So how was your Yom Kippur? After Yom Kippur ended, I sat down to write something that was nagging me for quite some time. I wanted to see what pagerank had to say about movies. I’ve always liked to picture things as graphs, and looking at movies and actors as nodes in a graph is very intuitive. I also think that the idea has some merit. I like most of the movies that Edward Norton appears in, so it makes sense to give him a high score, and see which other movies Edward Norton “recommends”.
So I fired up my IDE, and started to work.
Well, at first I was a little bit disappointed, because IMDbPY doesn’t have code to read the IMDB charts. Well, I was going to extend it a little bit, but then I remembered that I already downloaded all the data I needed some time ago (more than half a year I believe), and that was good enough. So I opened up some old pickle file I had lying around, and Voila! after some playing around with the format, I had a weighted graph at my disposal. I weighted the graph according to the IMDB listing – if an actor appeared higher on the cast, his (or hers) weight to and from that movie will be higher.

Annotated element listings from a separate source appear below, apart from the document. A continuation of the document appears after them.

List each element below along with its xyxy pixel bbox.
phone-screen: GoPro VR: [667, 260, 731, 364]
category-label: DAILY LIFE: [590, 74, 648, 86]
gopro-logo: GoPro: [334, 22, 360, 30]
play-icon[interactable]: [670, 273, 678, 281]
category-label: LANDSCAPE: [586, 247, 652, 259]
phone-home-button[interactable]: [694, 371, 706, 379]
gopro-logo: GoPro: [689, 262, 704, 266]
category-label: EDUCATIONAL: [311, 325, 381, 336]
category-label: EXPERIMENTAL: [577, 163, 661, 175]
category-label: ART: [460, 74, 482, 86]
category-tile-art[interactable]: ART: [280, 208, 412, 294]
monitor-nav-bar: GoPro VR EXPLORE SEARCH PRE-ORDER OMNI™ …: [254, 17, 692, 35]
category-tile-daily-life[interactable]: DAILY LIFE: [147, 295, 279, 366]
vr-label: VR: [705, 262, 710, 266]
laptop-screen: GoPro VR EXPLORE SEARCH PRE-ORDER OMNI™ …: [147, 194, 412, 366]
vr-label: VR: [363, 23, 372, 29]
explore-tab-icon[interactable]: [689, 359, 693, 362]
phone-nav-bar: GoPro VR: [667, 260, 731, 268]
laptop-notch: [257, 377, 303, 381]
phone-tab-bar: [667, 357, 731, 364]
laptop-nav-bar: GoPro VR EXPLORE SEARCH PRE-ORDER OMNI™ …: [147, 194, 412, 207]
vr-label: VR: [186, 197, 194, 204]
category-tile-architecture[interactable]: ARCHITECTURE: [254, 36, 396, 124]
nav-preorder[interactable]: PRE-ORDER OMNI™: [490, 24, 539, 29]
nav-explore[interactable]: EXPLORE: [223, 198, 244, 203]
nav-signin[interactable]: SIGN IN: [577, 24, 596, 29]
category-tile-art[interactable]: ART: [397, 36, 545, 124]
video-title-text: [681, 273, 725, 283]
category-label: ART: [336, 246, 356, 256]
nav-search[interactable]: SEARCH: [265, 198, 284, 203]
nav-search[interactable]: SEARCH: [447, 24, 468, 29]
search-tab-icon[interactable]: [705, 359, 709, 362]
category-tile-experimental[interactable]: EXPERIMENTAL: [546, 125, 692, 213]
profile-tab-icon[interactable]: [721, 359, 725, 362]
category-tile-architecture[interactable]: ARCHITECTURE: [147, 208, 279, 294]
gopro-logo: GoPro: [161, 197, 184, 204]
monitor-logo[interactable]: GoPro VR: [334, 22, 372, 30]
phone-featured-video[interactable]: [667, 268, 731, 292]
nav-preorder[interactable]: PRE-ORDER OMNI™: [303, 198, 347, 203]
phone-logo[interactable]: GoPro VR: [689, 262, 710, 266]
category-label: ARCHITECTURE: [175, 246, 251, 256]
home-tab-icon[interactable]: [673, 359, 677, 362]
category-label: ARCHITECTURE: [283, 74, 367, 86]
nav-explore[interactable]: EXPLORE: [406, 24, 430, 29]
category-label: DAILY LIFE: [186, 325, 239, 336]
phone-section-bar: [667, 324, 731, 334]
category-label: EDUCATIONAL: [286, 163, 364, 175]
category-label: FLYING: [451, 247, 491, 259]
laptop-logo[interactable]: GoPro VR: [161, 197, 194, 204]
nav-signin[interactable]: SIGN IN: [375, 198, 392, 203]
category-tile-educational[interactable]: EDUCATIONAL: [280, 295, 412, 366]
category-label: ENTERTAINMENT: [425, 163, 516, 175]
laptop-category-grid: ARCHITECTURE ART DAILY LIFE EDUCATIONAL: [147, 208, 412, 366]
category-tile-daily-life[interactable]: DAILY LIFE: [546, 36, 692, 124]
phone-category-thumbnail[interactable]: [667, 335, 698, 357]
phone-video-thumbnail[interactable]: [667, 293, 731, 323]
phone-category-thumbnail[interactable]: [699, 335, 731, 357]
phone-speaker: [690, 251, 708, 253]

I implemented a quick and dirty pagerank, and then added some code to score my recommendations higher. I did that by adding each iteration my recommendation’s weight to the movie’s score.
Without recommendations, the top spots were:
- 24
- The Sopranos
- The Wizard of Oz
- JFK
- Cidade de Deus
- Citizen Kane
- King Kong
- Voyna i mir
- Dolce vita, La
- The Patriot
After adding “Edward Norton” and “Tom Hanks” as recommendations, I got the following results:
- American History X
- Fight Club
- 24
- Red Dragon
- The Sopranos
- Catch Me If You Can
- The Wizard of Oz
- JFK
- Forrest Gump
- Cidade de Deus
Well, I was surprised a little to see 24 and the Sopranos rank so high, and also a little bit disappointed. The recommendations didn’t really add enough information, and more work will have to be done for this to work properly. It has the right ‘smell’ however. It looks like it has potential to be useful – I can just see the program, having a small table with a ‘seen/unseen’ checkbox, and a place to write your favorites, and the program will tell which movies you should watch next. This reminds me a little bit of the recommendations on soulseek and Amarok. It would be really fun to write a total recommendation engine, with the best of all worlds. Someone probably already implemented it.
In any case, I’ll work on it some more. This is interesting.
If anyone wants the code, tell me, and I’ll make it ‘online worthy’…
Hi – guess who I am and how I’ve found this blog post. ;-)
Doing some analysis of the IMDb data is something I always wanted to do; unfortunately I lack the needed knowledge of statistic to express a competent opinion. :-)
Besides that, I’m not sure that the plain text data files contain enough information to develop something useful (there are only average vote, number of votes and a rough vote distribution for each movie).
An approach different from your was tried by Tom Moertel; see:
http://blog.moertel.com/articles/2006/01/17/mining-gold-from-the-internet-movie-database-part-1
and
http://community.moertel.com/ss/space/IMDB+Movie-Rating+Decoder+Ring
I like the idea to use these data to extract movie recommendations, but my long time dream was another: analyze the data in the plain text data files and use these information to develop a way to predict how successful a still unreleased movie can be, based on the director, cast, genre (and how well director/cast has previously done with this genre), keywords and so on.
If you have any idea about it (if/how it can work) let me know via email; after all the data is already in a SQL database: it’s a pity that this wealth of information is not more heavily used.